Hattie brandished the crowbar. “This is all the key I need. Watch out for these rotten floorboards,” she called, as the group trailed along the side of the house.

They clustered around her as she examined the back door. The wood was rotted and swollen from the damp. Hattie gave the door a kick, and the bottom panel splintered in half. Another kick and what was left of the door swung open with a creak from the rusty hinges.

“Gonna need a new door,” Cass said.

“This is gonna be awesome,” Mo said, following Hattie inside.

He’d meant to film the kitchen, but he was drawn to Hattie’s expression, her face alive with authentic excitement, her energy a palpable presence.

“Awesome, my ass,” Tug muttered.

Hattie wasn’t listening. She felt the familiar rush that came fromstarting a new project, the mixture of anticipation and dread and excitement. Hank always said she was an adrenaline junkie, and he wasn’t wrong.

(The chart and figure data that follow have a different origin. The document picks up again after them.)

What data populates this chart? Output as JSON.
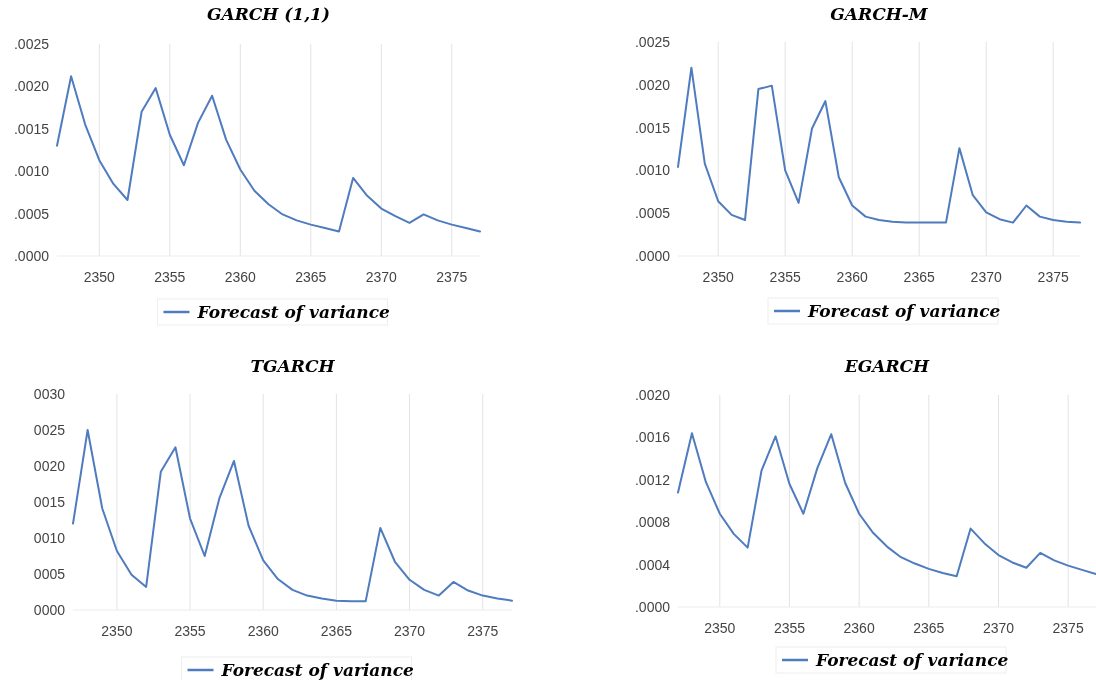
{
  "chart_data": [
    {
      "type": "line",
      "title": "GARCH (1,1)",
      "x": [
        2347,
        2348,
        2349,
        2350,
        2351,
        2352,
        2353,
        2354,
        2355,
        2356,
        2357,
        2358,
        2359,
        2360,
        2361,
        2362,
        2363,
        2364,
        2365,
        2366,
        2367,
        2368,
        2369,
        2370,
        2371,
        2372,
        2373,
        2374,
        2375,
        2376,
        2377
      ],
      "xlim": [
        2347,
        2377
      ],
      "xticks": [
        2350,
        2355,
        2360,
        2365,
        2370,
        2375
      ],
      "ylim": [
        0,
        0.0025
      ],
      "yticks": [
        {
          "value": 0,
          "label": ".0000"
        },
        {
          "value": 0.0005,
          "label": ".0005"
        },
        {
          "value": 0.001,
          "label": ".0010"
        },
        {
          "value": 0.0015,
          "label": ".0015"
        },
        {
          "value": 0.002,
          "label": ".0020"
        },
        {
          "value": 0.0025,
          "label": ".0025"
        }
      ],
      "grid": "x",
      "legend": "bottom",
      "marker": "none",
      "series": [
        {
          "name": "Forecast of variance",
          "color": "#4f7bbf",
          "values": [
            0.0013,
            0.00212,
            0.00155,
            0.00113,
            0.00085,
            0.00066,
            0.0017,
            0.00198,
            0.00143,
            0.00107,
            0.00157,
            0.00189,
            0.00137,
            0.00102,
            0.00077,
            0.00061,
            0.00049,
            0.00042,
            0.00037,
            0.00033,
            0.00029,
            0.00092,
            0.00071,
            0.00056,
            0.00047,
            0.00039,
            0.00049,
            0.00042,
            0.00037,
            0.00033,
            0.00029
          ]
        }
      ]
    },
    {
      "type": "line",
      "title": "GARCH-M",
      "x": [
        2347,
        2348,
        2349,
        2350,
        2351,
        2352,
        2353,
        2354,
        2355,
        2356,
        2357,
        2358,
        2359,
        2360,
        2361,
        2362,
        2363,
        2364,
        2365,
        2366,
        2367,
        2368,
        2369,
        2370,
        2371,
        2372,
        2373,
        2374,
        2375,
        2376,
        2377
      ],
      "xlim": [
        2347,
        2377
      ],
      "xticks": [
        2350,
        2355,
        2360,
        2365,
        2370,
        2375
      ],
      "ylim": [
        0,
        0.0025
      ],
      "yticks": [
        {
          "value": 0,
          "label": ".0000"
        },
        {
          "value": 0.0005,
          "label": ".0005"
        },
        {
          "value": 0.001,
          "label": ".0010"
        },
        {
          "value": 0.0015,
          "label": ".0015"
        },
        {
          "value": 0.002,
          "label": ".0020"
        },
        {
          "value": 0.0025,
          "label": ".0025"
        }
      ],
      "grid": "x",
      "legend": "bottom",
      "marker": "none",
      "series": [
        {
          "name": "Forecast of variance",
          "color": "#4f7bbf",
          "values": [
            0.00104,
            0.0022,
            0.00108,
            0.00064,
            0.00048,
            0.00042,
            0.00195,
            0.00199,
            0.001,
            0.00062,
            0.00149,
            0.00181,
            0.00092,
            0.00059,
            0.00046,
            0.00042,
            0.0004,
            0.00039,
            0.00039,
            0.00039,
            0.00039,
            0.00126,
            0.00071,
            0.00051,
            0.00043,
            0.00039,
            0.00059,
            0.00046,
            0.00042,
            0.0004,
            0.00039
          ]
        }
      ]
    },
    {
      "type": "line",
      "title": "TGARCH",
      "x": [
        2347,
        2348,
        2349,
        2350,
        2351,
        2352,
        2353,
        2354,
        2355,
        2356,
        2357,
        2358,
        2359,
        2360,
        2361,
        2362,
        2363,
        2364,
        2365,
        2366,
        2367,
        2368,
        2369,
        2370,
        2371,
        2372,
        2373,
        2374,
        2375,
        2376,
        2377
      ],
      "xlim": [
        2347,
        2377
      ],
      "xticks": [
        2350,
        2355,
        2360,
        2365,
        2370,
        2375
      ],
      "ylim": [
        0,
        30
      ],
      "yticks": [
        {
          "value": 0,
          "label": "0000"
        },
        {
          "value": 5,
          "label": "0005"
        },
        {
          "value": 10,
          "label": "0010"
        },
        {
          "value": 15,
          "label": "0015"
        },
        {
          "value": 20,
          "label": "0020"
        },
        {
          "value": 25,
          "label": "0025"
        },
        {
          "value": 30,
          "label": "0030"
        }
      ],
      "grid": "x",
      "legend": "bottom",
      "marker": "none",
      "series": [
        {
          "name": "Forecast of variance",
          "color": "#4f7bbf",
          "values": [
            12,
            25,
            14.1,
            8.2,
            4.9,
            3.2,
            19.2,
            22.6,
            12.7,
            7.5,
            15.5,
            20.7,
            11.7,
            6.9,
            4.3,
            2.8,
            2.0,
            1.6,
            1.3,
            1.2,
            1.2,
            11.4,
            6.7,
            4.2,
            2.8,
            2.0,
            3.9,
            2.7,
            2.0,
            1.6,
            1.3
          ]
        }
      ]
    },
    {
      "type": "line",
      "title": "EGARCH",
      "x": [
        2347,
        2348,
        2349,
        2350,
        2351,
        2352,
        2353,
        2354,
        2355,
        2356,
        2357,
        2358,
        2359,
        2360,
        2361,
        2362,
        2363,
        2364,
        2365,
        2366,
        2367,
        2368,
        2369,
        2370,
        2371,
        2372,
        2373,
        2374,
        2375,
        2376,
        2377
      ],
      "xlim": [
        2347,
        2377
      ],
      "xticks": [
        2350,
        2355,
        2360,
        2365,
        2370,
        2375
      ],
      "ylim": [
        0,
        0.002
      ],
      "yticks": [
        {
          "value": 0,
          "label": ".0000"
        },
        {
          "value": 0.0004,
          "label": ".0004"
        },
        {
          "value": 0.0008,
          "label": ".0008"
        },
        {
          "value": 0.0012,
          "label": ".0012"
        },
        {
          "value": 0.0016,
          "label": ".0016"
        },
        {
          "value": 0.002,
          "label": ".0020"
        }
      ],
      "grid": "x",
      "legend": "bottom",
      "marker": "none",
      "series": [
        {
          "name": "Forecast of variance",
          "color": "#4f7bbf",
          "values": [
            0.00108,
            0.00164,
            0.00118,
            0.00088,
            0.00069,
            0.00056,
            0.00129,
            0.00161,
            0.00116,
            0.00088,
            0.00131,
            0.00163,
            0.00117,
            0.00088,
            0.0007,
            0.00057,
            0.00047,
            0.00041,
            0.00036,
            0.00032,
            0.00029,
            0.00074,
            0.0006,
            0.00049,
            0.00042,
            0.00037,
            0.00051,
            0.00044,
            0.00039,
            0.00035,
            0.00031
          ]
        }
      ]
    }
  ]
}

He’d known her better than anybody, better than she knew herself. Hank had always been the quiet one, the planner, the plotter. And Hattie? She was always ready to kick in the door of a new project and plunge in headfirst. As much as she loved starting a new job like this one, she was reminded that she was starting another project without him. It had been almost seven years, and the missing him was still there.

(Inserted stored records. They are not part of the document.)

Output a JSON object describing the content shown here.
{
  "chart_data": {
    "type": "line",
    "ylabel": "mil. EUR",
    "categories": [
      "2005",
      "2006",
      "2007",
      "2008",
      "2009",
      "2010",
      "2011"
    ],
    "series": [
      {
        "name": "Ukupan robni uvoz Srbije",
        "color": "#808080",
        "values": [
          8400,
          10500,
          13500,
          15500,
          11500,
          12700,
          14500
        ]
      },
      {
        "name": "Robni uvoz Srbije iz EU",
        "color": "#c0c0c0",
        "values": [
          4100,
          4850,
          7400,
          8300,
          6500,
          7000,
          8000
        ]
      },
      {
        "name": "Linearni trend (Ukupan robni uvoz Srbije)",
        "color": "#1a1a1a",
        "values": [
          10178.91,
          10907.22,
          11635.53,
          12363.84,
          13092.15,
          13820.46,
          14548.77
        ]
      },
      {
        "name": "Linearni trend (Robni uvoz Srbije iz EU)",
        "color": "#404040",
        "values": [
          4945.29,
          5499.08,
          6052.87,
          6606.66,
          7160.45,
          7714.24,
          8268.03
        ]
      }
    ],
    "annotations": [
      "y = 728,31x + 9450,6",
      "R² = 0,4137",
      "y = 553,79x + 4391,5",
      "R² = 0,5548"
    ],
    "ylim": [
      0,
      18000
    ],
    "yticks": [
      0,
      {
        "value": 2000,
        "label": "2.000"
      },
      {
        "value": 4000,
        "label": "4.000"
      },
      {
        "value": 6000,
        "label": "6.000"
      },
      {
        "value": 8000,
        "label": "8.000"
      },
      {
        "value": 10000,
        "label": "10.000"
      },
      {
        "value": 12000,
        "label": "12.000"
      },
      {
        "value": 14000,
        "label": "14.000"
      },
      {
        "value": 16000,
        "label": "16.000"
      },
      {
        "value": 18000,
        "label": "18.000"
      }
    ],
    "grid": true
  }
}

Now, it wasn’t the knife-sharp anguish she’d felt that first year, the despair of waking up without him in bed beside her, or fixing a sandwich for one instead of two, or pushing his clothes aside in the tiny bedroom closet to get to her own.

The pain wasn’t like that now. It was more like a dull ache, like the pain of a scar that never quite healed. She would never stop missing Thomas Henry Kavanaugh, but in the meantime, this old house needed her.

“It looks like the Creedmores just walked away one day, locked the doors, and never came back,” Cass said, pointing at the kitchen cabinets. “They even left dirty dishes in the sink.”